Ca y est nous voguons de nos propres voiles sur le fleuve Saloum. Nous faisons une première escale ravitaillement à N’Dangane et passons la nuit au mouillage devant le village. Dès le lendemain commence une semaine qui sera essentiellement rythmée par la pêche. On pêche dès le matin, on pêche jusqu’à la nuit, parfois même pendant. Il faut dire que le fleuve est particulièrement poissonneux et ce serait dommage de ne pas en profiter. Pap Saloum a embarqué avec nous avec tout son matériel : cannes, fils, plombs, et appâts. Nous avons donc été initiés aux techniques locales. Et nos tentatives se sont révélées bien plus fructueuses qu’en pleine mer. Quel soulagement !

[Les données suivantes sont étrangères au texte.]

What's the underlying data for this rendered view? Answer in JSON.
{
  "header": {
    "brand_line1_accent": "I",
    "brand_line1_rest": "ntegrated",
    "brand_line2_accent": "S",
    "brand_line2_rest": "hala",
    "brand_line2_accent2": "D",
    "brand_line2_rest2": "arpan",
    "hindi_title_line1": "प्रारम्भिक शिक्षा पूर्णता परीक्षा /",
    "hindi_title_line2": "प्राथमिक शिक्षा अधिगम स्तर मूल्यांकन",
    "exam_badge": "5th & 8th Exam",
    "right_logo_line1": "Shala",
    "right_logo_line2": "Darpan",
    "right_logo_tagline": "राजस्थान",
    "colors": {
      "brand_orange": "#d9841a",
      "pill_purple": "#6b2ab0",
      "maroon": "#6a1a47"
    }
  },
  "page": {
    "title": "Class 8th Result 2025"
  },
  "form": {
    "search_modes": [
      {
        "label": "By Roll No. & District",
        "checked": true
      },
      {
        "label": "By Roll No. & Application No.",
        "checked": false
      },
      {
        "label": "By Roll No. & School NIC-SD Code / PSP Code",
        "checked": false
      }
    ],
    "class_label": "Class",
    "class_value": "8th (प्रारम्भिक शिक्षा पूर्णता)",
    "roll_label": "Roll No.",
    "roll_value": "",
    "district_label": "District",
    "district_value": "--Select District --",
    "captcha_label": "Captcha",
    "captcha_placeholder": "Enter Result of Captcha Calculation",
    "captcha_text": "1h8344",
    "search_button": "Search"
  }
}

C’est l’occasion de faire l’inventaire de tous les animaux du fleuve. Pap les connaît tous, plumes, écailles et poils de la région n’ont pas de secret pour lui et voir ici toutes ces bêtes nous fascine : hérons, pélicans, martins-pêcheurs, balbuzards, sternes, ou bien poissons-perroquets, tiofs, mulets, captains plexiglas, crapauds, raies, poissons-chats, ou encore chacals, gnous, hyènes, etc. Difficile de faire de bonnes photos, dommage.
Pour nous consoler, nous faisons des festins de poissons et fruits de mer. Le barbecue à gaz du bord est à poste et fonctionne à merveille (quand la bonbonne est pleine). Tout y passe : les huîtres, les coques, et les poissons de toutes sortes à peine pêchés. Nous épuisons nos idées de recettes. Chaque jour nous changeons de lieu pour pêcher en fonction des marées ou des endroits à visiter, et chaque nuit nous mouillons dans des coins plus calmes les uns que les autres.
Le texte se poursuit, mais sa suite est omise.